In 2004, Connie co-founded the Linked Fate Fund for Justice with her partner to support grassroots organizing, power building and to transform systemic inequity into systemic inclusion and belonging. From 2005 to 2018, Connie played a critical role as a volunteer leader and consultant to design strategic interventions and racial equity learning spaces for organizations such as the Democracy Alliance, Women Donors Network, The California Endowment, Bioneers and the Othering and Belonging Institute.

Since 2016, Connie has focused on using collage art to explore race in America – capturing both what is beautiful and inspiring about people and disturbing about the continually evolving system of marginalization.
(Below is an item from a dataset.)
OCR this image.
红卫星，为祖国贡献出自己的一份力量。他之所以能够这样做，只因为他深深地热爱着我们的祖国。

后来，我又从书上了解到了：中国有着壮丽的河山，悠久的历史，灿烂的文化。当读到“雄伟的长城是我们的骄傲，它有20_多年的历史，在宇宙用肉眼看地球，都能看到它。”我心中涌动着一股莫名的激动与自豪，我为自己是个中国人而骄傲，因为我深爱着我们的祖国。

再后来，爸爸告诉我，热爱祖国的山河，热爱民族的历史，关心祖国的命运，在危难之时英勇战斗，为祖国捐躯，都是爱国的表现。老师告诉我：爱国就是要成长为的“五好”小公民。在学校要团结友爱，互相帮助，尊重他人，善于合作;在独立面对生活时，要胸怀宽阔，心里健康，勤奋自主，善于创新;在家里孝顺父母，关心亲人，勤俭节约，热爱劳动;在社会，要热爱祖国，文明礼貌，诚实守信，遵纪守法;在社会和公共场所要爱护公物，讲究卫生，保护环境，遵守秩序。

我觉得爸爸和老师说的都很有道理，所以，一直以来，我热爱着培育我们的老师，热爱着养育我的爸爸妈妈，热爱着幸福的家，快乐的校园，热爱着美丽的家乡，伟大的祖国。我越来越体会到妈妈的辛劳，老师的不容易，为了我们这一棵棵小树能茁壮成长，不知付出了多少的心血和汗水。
Her art has been shown at the Northern California Museum of Art, the National Academy of Medicine and the East Bay Community Foundation, and is in the permanent collections of The Charles Houston Hamilton Institute at Harvard Law School, the California Historical Society and Tufts University’s Tisch College for Civic Life. Her art is featured in World Trust film, Cracking the Codes: The System of Racial Inequity and on the cover of the late Dr. Lani Guinier’s The Tyranny of Meritocracy.

She serves on the boards of the AAPI Civic Engagement Fund and the East Bay Community Foundation. Past board service includes Groundswell Fund for Reproductive Justice, Groundswell Action Fund, Women Donors Network, Perception Institute, and the Center for Social Inclusion.

QUANITA TOFFIE

Quanita leads Groundswell Action Fund, a 501(c)(4) public foundation. Since GAF's inception in 2017, Quanita has moved over $13M in c4 general support funding to resource intersectional electoral organizing led by women of color, low-income women and Transgender and Gender Expansive (TGE) people of color. She co-created GAF’s first-ever strategic plan, 2020 – 2025 Blueprint. Prior to this role, she led Groundswell Fund’s 501(c)(3) Integrated Voter Engagement (IVE) program, a capacity-building program that equips Reproductive Justice (RJ) groups with cutting edge voter engagement skills and technology to implement year-round organizing.

Quanita began organizing for social justice alongside her parents in her native South Africa. She joined her parents as they voted, for the first time in their lives, for Nelson Mandela in 1994. Quanita and her family immigrated to Florida in 1997. She found her political home at the Miami Workers Center and was involved in MWC’s first non-partisan civic engagement campaign in 2008. In 2009, she was a founding staff member of New Florida Majority and led the creation of statewide, data-driven electoral campaigns to advance social change in Florida until 2015. She holds a B.A. in Political Theory, Economic Development, and African Studies from Hampshire College.